O historiador econômico, como um arquiteto ou um arqueólogo, consegue visualizar toda a estrutura que houve ou que poderá existir, a partir de uns quantos elementos deixados, que lhe permitam a reconstituição mental do modelo de conjunto buscado.
Isso implica dizer que as disciplinas auxiliares, além de prestarem o socorro imediato de seus métodos gerais para cada pesquisa, ainda oferecem as normas, os procedimentos e os resultados enquanto abordagem temática que já tinham elaborado, para o plano mediato. Por exemplo, um procedimento econométrico ou de programação linear para o estudo do efeito de flutuações na Polônia ou nos Estados Unidos pode ser testado e verificado numa situação similar (ou não!) de uma pesquisa para o Brasil ou Argentina. A literatura específica está cheia de pistas e exemplos que se constituem uma manancial praticamente inesgotável, desde que se priorize o domínio do método para a abordagem de um ou variados temas. Para cumprir seus objetivos de pesquisa, o historiador econômico quase sempre deve utilizar (1) métodos qualitativos e (2) métodos quantitativos.

MÉTODOS QUALITATIVOS

É quase sempre dito que uma pesquisa é tão melhor sucedida quanto mais flexíveis sejam os métodos de investigação e os métodos qualitativos são disso a garantia.

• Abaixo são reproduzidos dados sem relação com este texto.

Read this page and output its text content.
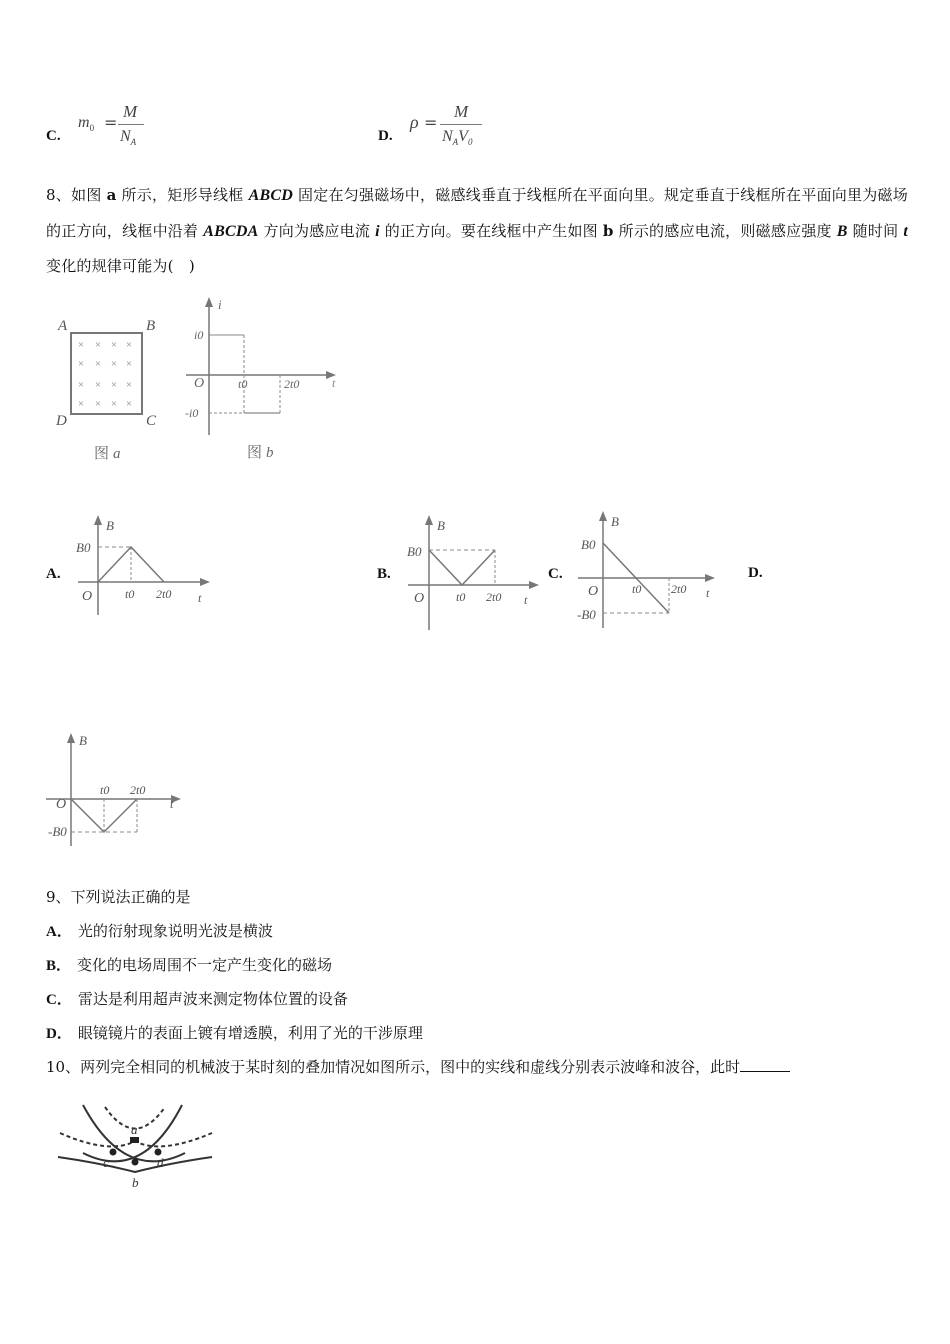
C.
$m_0$ =
M
$N_A$	D.
ρ =
M
$N_AV_0$
8、如图 a 所示，矩形导线框 ABCD 固定在匀强磁场中，磁感线垂直于线框所在平面向里。规定垂直于线框所在平面向里为磁场的正方向，线框中沿着 ABCDA 方向为感应电流 i 的正方向。要在线框中产生如图 b 所示的感应电流，则磁感应强度 B 随时间 t 变化的规律可能为(　)
× × × ×
× × × ×
× × × ×
× × × ×
A	B
C
D
图 a
i
t
O
i0
-i0
t0	2t0
图 b
A.
B
B0
O	t0 2t0 t
B.
B
B0
O	t0 2t0 t
C.
B
B0
O
-B0
t0 2t0 t
D.
B
O
-B0
t0 2t0
t
9、下列说法正确的是
A． 光的衍射现象说明光波是横波
B． 变化的电场周围不一定产生变化的磁场
C． 雷达是利用超声波来测定物体位置的设备
D． 眼镜镜片的表面上镀有增透膜，利用了光的干涉原理
10、两列完全相同的机械波于某时刻的叠加情况如图所示，图中的实线和虚线分别表示波峰和波谷，此时
a
b
c	d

Quase sempre, quando um pesquisador parece enfrentar dificuldades intransponíveis na elaboração de seu roteiro de pesquisa ou no fechamento dos resultados do mesmo, ele faz um “gato”, ou uma “gambiarra” na mesma, incluindo uma análise qualitativa montada em umas tantas entrevistas. Sim, entrevistas, manuais de entrevistas, escolha dos entrevistados e análise e seleção dos materiais de entrevista podem “salvar” grande número de pesquisas, particularmente encontrado o sentido da mesma, para elaboração do relatório.
Mas o mais importante dos métodos qualitativos não é “salvar” o pesquisador desorientado. É evidente que entrevistar “experts” do ramo coloca qualquer pesquisa no caminho certo. O problema é quem está fazendo o trabalho? – gerando o relatório – o pesquisador ou o entrevistado.
A escolha dos métodos qualitativos é e deve ser tão rigorosa quanto a escolha eventual de métodos quantitativos. Os fundamentos metodológicos da adoção do caminho devem ser rigorosos e fundamentados e não apenas aplicados como uma chave-de-braço. A exigência por relevância afeta tanto os critérios de escolha do tema da pesquisa quanto os atores sociais que nela se veem envolvidos. A escolha de “Os Movimentos dos Sem Teto em São José de Parumirim” certamente deve ter uma importância social em Parumirim, mas nenhuma importância científica, ou quase nenhuma, para tal estado ou para o Brasil. Portanto, a pesquisa qualitativa deve ter um resultado útil para o conhecimento do tema, ter certo efeito científico na área e contribuir para uma consciência dos profissionais interessados.
A parte quantitativa de tal estudo tende a ser talmente pobre como universo de pesquisa que o desdobramento de teorias magníficas desde hipóteses que hajam até podido ser bem fundamentadas em sua elaboração se torna – é claro – irrelevante. O pesquisador pode ter sido esperto, mas o fundo de pesquisa foi seguramente lesado.
A pesquisa qualitativa deve estar fortemente comprometida com a luta de uma dada linha de temas para encontrar ou aprofundar respostas que estão sendo buscadas. Diferentes ideias vêm sendo examinadas nesse campo, e essa pesquisa em elaboração deve fazer uma parte efetiva dentro de suas (do campo) expectativas.
O ponto de partida deve ser claro. A tese central, vinculada ao campo, de fácil compreensão e cheia de novidade. As hipóteses decorrentes, bem construídas, expressam problemas cujas respostas ainda não se conhecem. A escolha dos procedimentos de busca, questionários, entrevistas, etc., requer um elevado grau de depuração prévia, de modo que as técnicas empregadas na elaboração da forma e do conteúdo sejam as mais fortes possíveis, sem equívocos, sem dúvidas, ou que levantem suspeitas ou requeiram um esforço inesperado ou sobrehumano dos respondedores.
Os respondedores devem participar com certo prazer e orgulho dos questionários ou entrevistas, sem o quê os mesmo sabidamente foram mal feitos e então sendo mal conduzidos. Não se deve ocultar dos respondedores qual o fenômeno que deve ser clarificado e compreendido, mas deve-se ter a habilidade de saber absorver o tipo de colaboração que o objetivado (do questionário ou da entrevista) seja capaz de expressar.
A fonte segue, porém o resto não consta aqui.